The graph below emphasizes the delays in ICE’s detention data at the end of each fiscal year. Since we are already experiencing a 45-day delay with no end to the shutdown in sight, it is very likely that, under the Trump administration, we are going to see the longest delay in detention data since Congress began requiring this data in 2018.
The detention data isn’t the only data that’s gone missing. No EOIR data was produced for September, and it is highly unlikely that October data will be produced either, given that they should be posting it right about now. Even if the shutdown were to end today, it is unclear how long it would take the agencies to start producing this data again. (During the last shutdown, the immigration courts were closed, but this time the courts have remained open.)
Based on precedent, when the agencies do start producing the data again, they probably won’t backfill with data they should have published, so from a research perspective, we’ll have to live with a data gap in this period that won’t get filled in unless and until more detailed data is provided, such as that published by the Deportation Data Project. That gap matters less for the immigration court data, because that dataset includes more comprehensive historical records, while the detention data only includes single-point-in-time “snapshot” data.
I do not think that the lack of data merits panic. When we combine the factors of the government shutdown and the end of the fiscal year, I believe we have a clear explanation for why the data is not coming out of the agencies right now. If this were happening in June with no shutdown, I would be gravely concerned. On the other hand, I also believe that if ICE views arresting non-criminals, pregnant women, and children as “essential services” during a shutdown, at the very least, they should also be producing data that shows what they are doing.

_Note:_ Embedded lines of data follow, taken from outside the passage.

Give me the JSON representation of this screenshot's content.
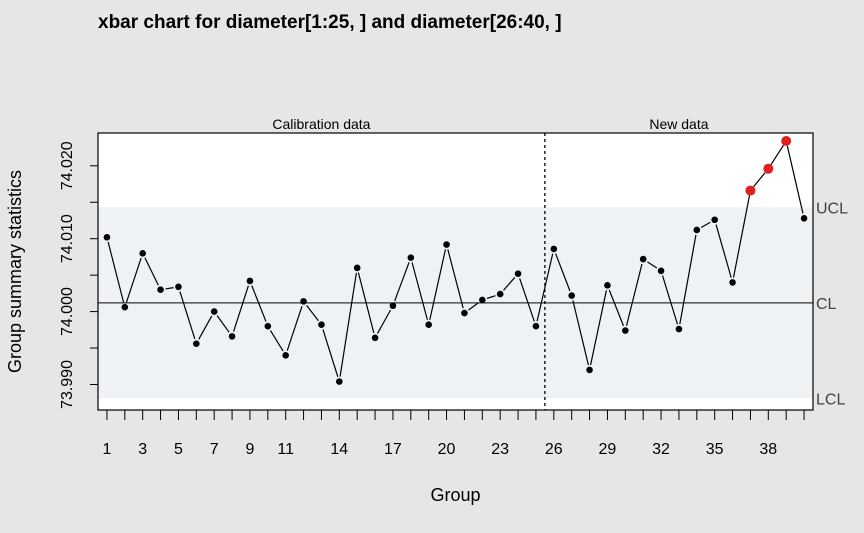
{
  "chart_data": {
    "type": "line",
    "title": "xbar chart for diameter[1:25, ] and diameter[26:40, ]",
    "xlabel": "Group",
    "ylabel": "Group summary statistics",
    "sections": [
      "Calibration data",
      "New data"
    ],
    "x_tick_labels": [
      "1",
      "3",
      "5",
      "7",
      "9",
      "11",
      "14",
      "17",
      "20",
      "23",
      "26",
      "29",
      "32",
      "35",
      "38"
    ],
    "y_tick_labels": [
      "73.990",
      "74.000",
      "74.010",
      "74.020"
    ],
    "y_ticks": [
      73.99,
      73.995,
      74.0,
      74.005,
      74.01,
      74.015,
      74.02
    ],
    "xlim": [
      0.5,
      40.5
    ],
    "ylim": [
      73.9865,
      74.0245
    ],
    "limits": {
      "UCL": {
        "label": "UCL",
        "value": 74.0143
      },
      "CL": {
        "label": "CL",
        "value": 74.0012
      },
      "LCL": {
        "label": "LCL",
        "value": 73.9881
      }
    },
    "split_after_group": 25,
    "series": [
      {
        "x": [
          1,
          2,
          3,
          4,
          5,
          6,
          7,
          8,
          9,
          10,
          11,
          12,
          13,
          14,
          15,
          16,
          17,
          18,
          19,
          20,
          21,
          22,
          23,
          24,
          25,
          26,
          27,
          28,
          29,
          30,
          31,
          32,
          33,
          34,
          35,
          36,
          37,
          38,
          39,
          40
        ],
        "values": [
          74.0102,
          74.0006,
          74.008,
          74.003,
          74.0034,
          73.9956,
          74.0,
          73.9966,
          74.0042,
          73.998,
          73.994,
          74.0014,
          73.9982,
          73.9904,
          74.006,
          73.9964,
          74.0008,
          74.0074,
          73.9982,
          74.0092,
          73.9998,
          74.0016,
          74.0024,
          74.0052,
          73.998,
          74.0086,
          74.0022,
          73.992,
          74.0036,
          73.9974,
          74.0072,
          74.0056,
          73.9976,
          74.0112,
          74.0126,
          74.004,
          74.0166,
          74.0196,
          74.0234,
          74.0128
        ],
        "out_of_control": [
          37,
          38,
          39
        ],
        "color": "#000000",
        "violation_color": "#e02020"
      }
    ],
    "colors": {
      "background": "#e6e6e6",
      "plot_area": "#ffffff",
      "control_band": "#eff2f5",
      "violation": "#e02020"
    }
  }
}
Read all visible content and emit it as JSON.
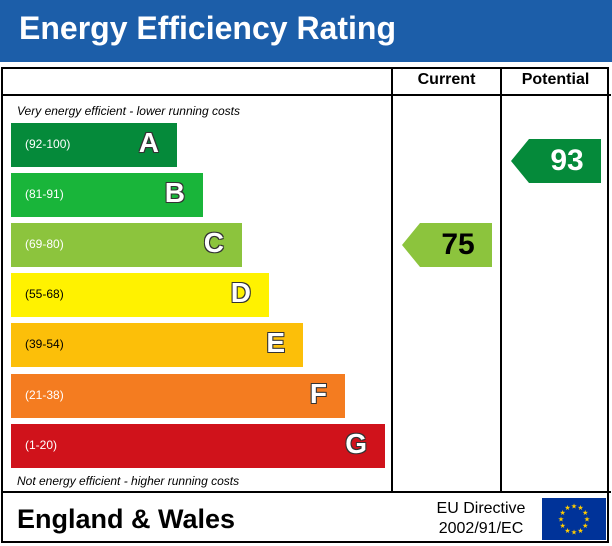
{
  "header": {
    "title": "Energy Efficiency Rating"
  },
  "columns": {
    "current": "Current",
    "potential": "Potential"
  },
  "notes": {
    "top": "Very energy efficient - lower running costs",
    "bottom": "Not energy efficient - higher running costs"
  },
  "bands": [
    {
      "range": "(92-100)",
      "letter": "A",
      "color": "#058a3a",
      "range_color": "#ffffff"
    },
    {
      "range": "(81-91)",
      "letter": "B",
      "color": "#19b53a",
      "range_color": "#ffffff"
    },
    {
      "range": "(69-80)",
      "letter": "C",
      "color": "#8cc43d",
      "range_color": "#ffffff"
    },
    {
      "range": "(55-68)",
      "letter": "D",
      "color": "#fff200",
      "range_color": "#000000"
    },
    {
      "range": "(39-54)",
      "letter": "E",
      "color": "#fcbf09",
      "range_color": "#000000"
    },
    {
      "range": "(21-38)",
      "letter": "F",
      "color": "#f47c20",
      "range_color": "#ffffff"
    },
    {
      "range": "(1-20)",
      "letter": "G",
      "color": "#d0121b",
      "range_color": "#ffffff"
    }
  ],
  "current_rating": {
    "value": "75",
    "color": "#8cc43d"
  },
  "potential_rating": {
    "value": "93",
    "color": "#058a3a"
  },
  "footer": {
    "title": "England & Wales",
    "directive_line1": "EU Directive",
    "directive_line2": "2002/91/EC",
    "flag_icon": "eu-flag-icon",
    "flag_color": "#003399",
    "star_color": "#ffcc00"
  }
}
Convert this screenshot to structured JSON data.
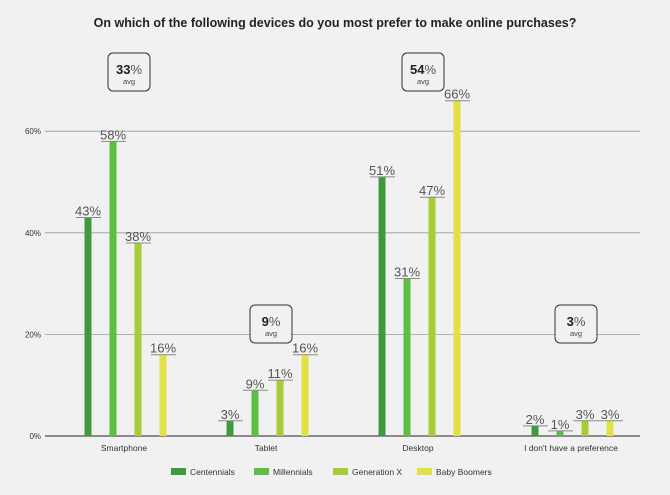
{
  "chart_data": {
    "type": "bar",
    "title": "On which of the following devices do you most prefer to make online purchases?",
    "categories": [
      "Smartphone",
      "Tablet",
      "Desktop",
      "I don't have a preference"
    ],
    "series": [
      {
        "name": "Centennials",
        "values": [
          43,
          3,
          51,
          2
        ],
        "color": "#3f9a3c"
      },
      {
        "name": "Millennials",
        "values": [
          58,
          9,
          31,
          1
        ],
        "color": "#5cbf44"
      },
      {
        "name": "Generation X",
        "values": [
          38,
          11,
          47,
          3
        ],
        "color": "#a6cc3a"
      },
      {
        "name": "Baby Boomers",
        "values": [
          16,
          16,
          66,
          3
        ],
        "color": "#e3e244"
      }
    ],
    "averages": [
      {
        "value": "33",
        "unit": "%",
        "label": "avg"
      },
      {
        "value": "9",
        "unit": "%",
        "label": "avg"
      },
      {
        "value": "54",
        "unit": "%",
        "label": "avg"
      },
      {
        "value": "3",
        "unit": "%",
        "label": "avg"
      }
    ],
    "yticks": [
      "0%",
      "20%",
      "40%",
      "60%"
    ],
    "ylim": [
      0,
      70
    ],
    "grid": true,
    "legend_position": "bottom"
  }
}
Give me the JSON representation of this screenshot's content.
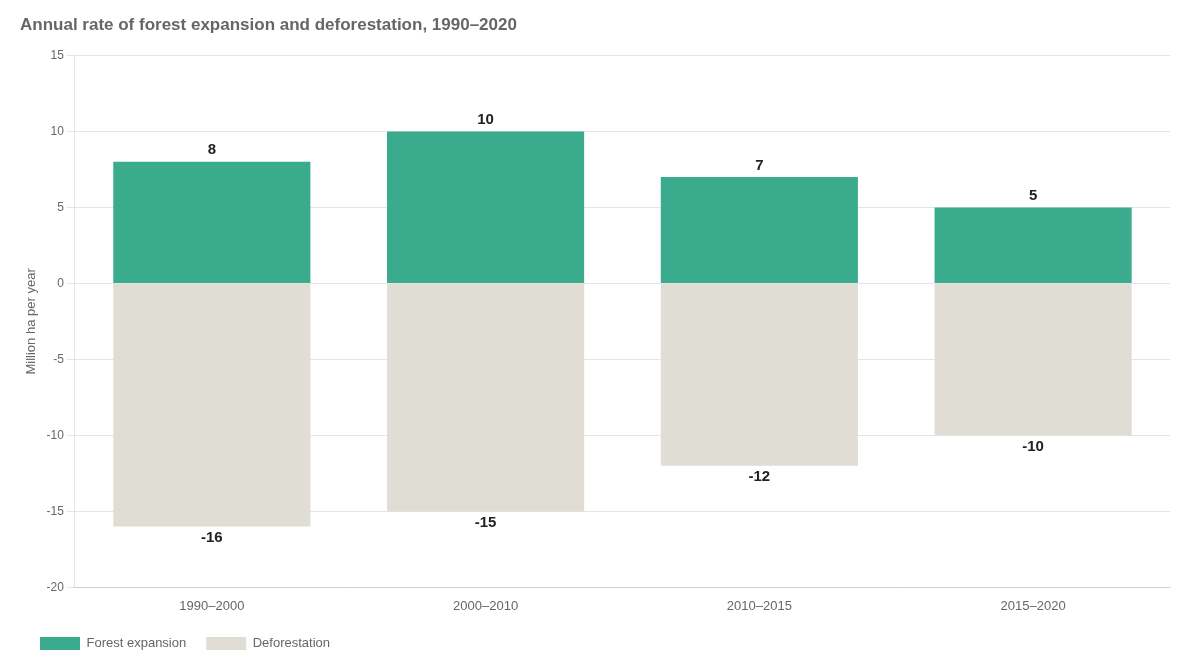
{
  "chart_data": {
    "type": "bar",
    "title": "Annual rate of forest expansion and deforestation, 1990–2020",
    "categories": [
      "1990–2000",
      "2000–2010",
      "2010–2015",
      "2015–2020"
    ],
    "series": [
      {
        "name": "Forest expansion",
        "color": "#3aab8c",
        "values": [
          8,
          10,
          7,
          5
        ]
      },
      {
        "name": "Deforestation",
        "color": "#e0ddd5",
        "values": [
          -16,
          -15,
          -12,
          -10
        ]
      }
    ],
    "ylabel": "Million ha per year",
    "ylim": [
      -20,
      15
    ],
    "yticks": [
      -20,
      -15,
      -10,
      -5,
      0,
      5,
      10,
      15
    ],
    "grid": true,
    "stacked": true,
    "data_labels": true,
    "legend": "bottom"
  }
}
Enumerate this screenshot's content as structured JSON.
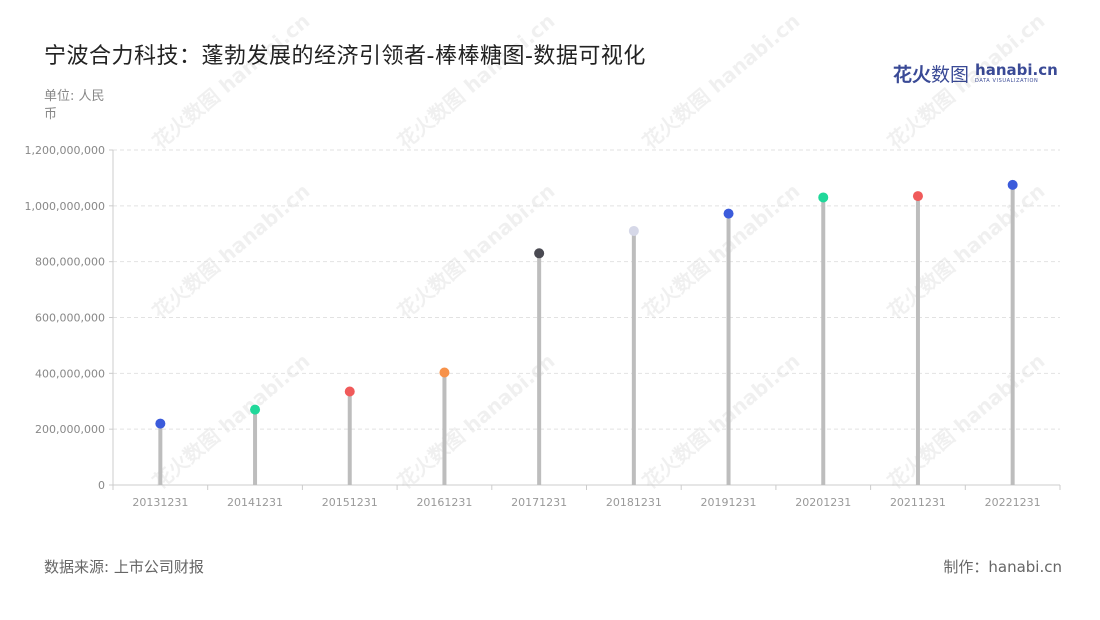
{
  "header": {
    "title": "宁波合力科技：蓬勃发展的经济引领者-棒棒糖图-数据可视化",
    "unit": "单位: 人民币"
  },
  "logo": {
    "cn_bold": "花火",
    "cn_thin": "数图",
    "en": "hanabi.cn",
    "sub": "DATA VISUALIZATION"
  },
  "watermark": {
    "text": "花火数图 hanabi.cn"
  },
  "footer": {
    "source": "数据来源: 上市公司财报",
    "credit": "制作：hanabi.cn"
  },
  "chart_data": {
    "type": "lollipop",
    "title": "宁波合力科技：蓬勃发展的经济引领者-棒棒糖图-数据可视化",
    "xlabel": "",
    "ylabel": "单位: 人民币",
    "ylim": [
      0,
      1200000000
    ],
    "yticks": [
      0,
      200000000,
      400000000,
      600000000,
      800000000,
      1000000000,
      1200000000
    ],
    "ytick_labels": [
      "0",
      "200,000,000",
      "400,000,000",
      "600,000,000",
      "800,000,000",
      "1,000,000,000",
      "1,200,000,000"
    ],
    "grid": true,
    "categories": [
      "20131231",
      "20141231",
      "20151231",
      "20161231",
      "20171231",
      "20181231",
      "20191231",
      "20201231",
      "20211231",
      "20221231"
    ],
    "values": [
      220000000,
      270000000,
      335000000,
      403000000,
      830000000,
      910000000,
      972000000,
      1030000000,
      1035000000,
      1075000000
    ],
    "colors": [
      "#3b5bdb",
      "#20d89a",
      "#f05a5a",
      "#f7924a",
      "#4a4a52",
      "#d6d8e8",
      "#3b5bdb",
      "#20d89a",
      "#f05a5a",
      "#3b5bdb"
    ],
    "stem_color": "#bdbdbd",
    "axis_color": "#cccccc",
    "grid_color": "#e2e2e2"
  }
}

My own personal experience as a US citizen? My illegal noncitizen husband who's been in the country for just under 10 years, had earlier removal orders jointly dismissed by DHS and an IJ, has approved I601A (and me the I130), was arrested after being sworn in at his affirmative asylum interview. While we could have taken the route of adjusting his status through marriage, he has a real and credible fear of returning to Honduras because his life was directly threatened by a member of MS13 simply for being gay. He's been in ICE detention since November 4. Fortunately, he could ask for no better advocate than me. I've got local media to hear our story and have lodged several formal complaints with different organs of DHS about conditions while in custody. I also had my husband sign a privacy waiver so that our congressman could inquire into why he was arrested, given his lack of any criminal history. KHOU 11 in Houston will soon air the segment, so I'm hoping it helps shine a light on the attempt to run roughshod over people's due process rights. Everything DHS or ICE, seemingly with assistance from USCIS, is doing to those in the system who are following the proscribed rules--such as rounding people up at biometrics appointments as they attempt to, say, get a work authorization card (EAD) while they await an asylum hearing--undermines faith in a system that is supposed to be blind to ideological bent. Bunch of real fuckers.
This is part of their P25 plan. The less we know the better for them. Except, they didn’t count on our persistence and drive to get at and keep the truth. We will prevail. Thanks for all you do for The People.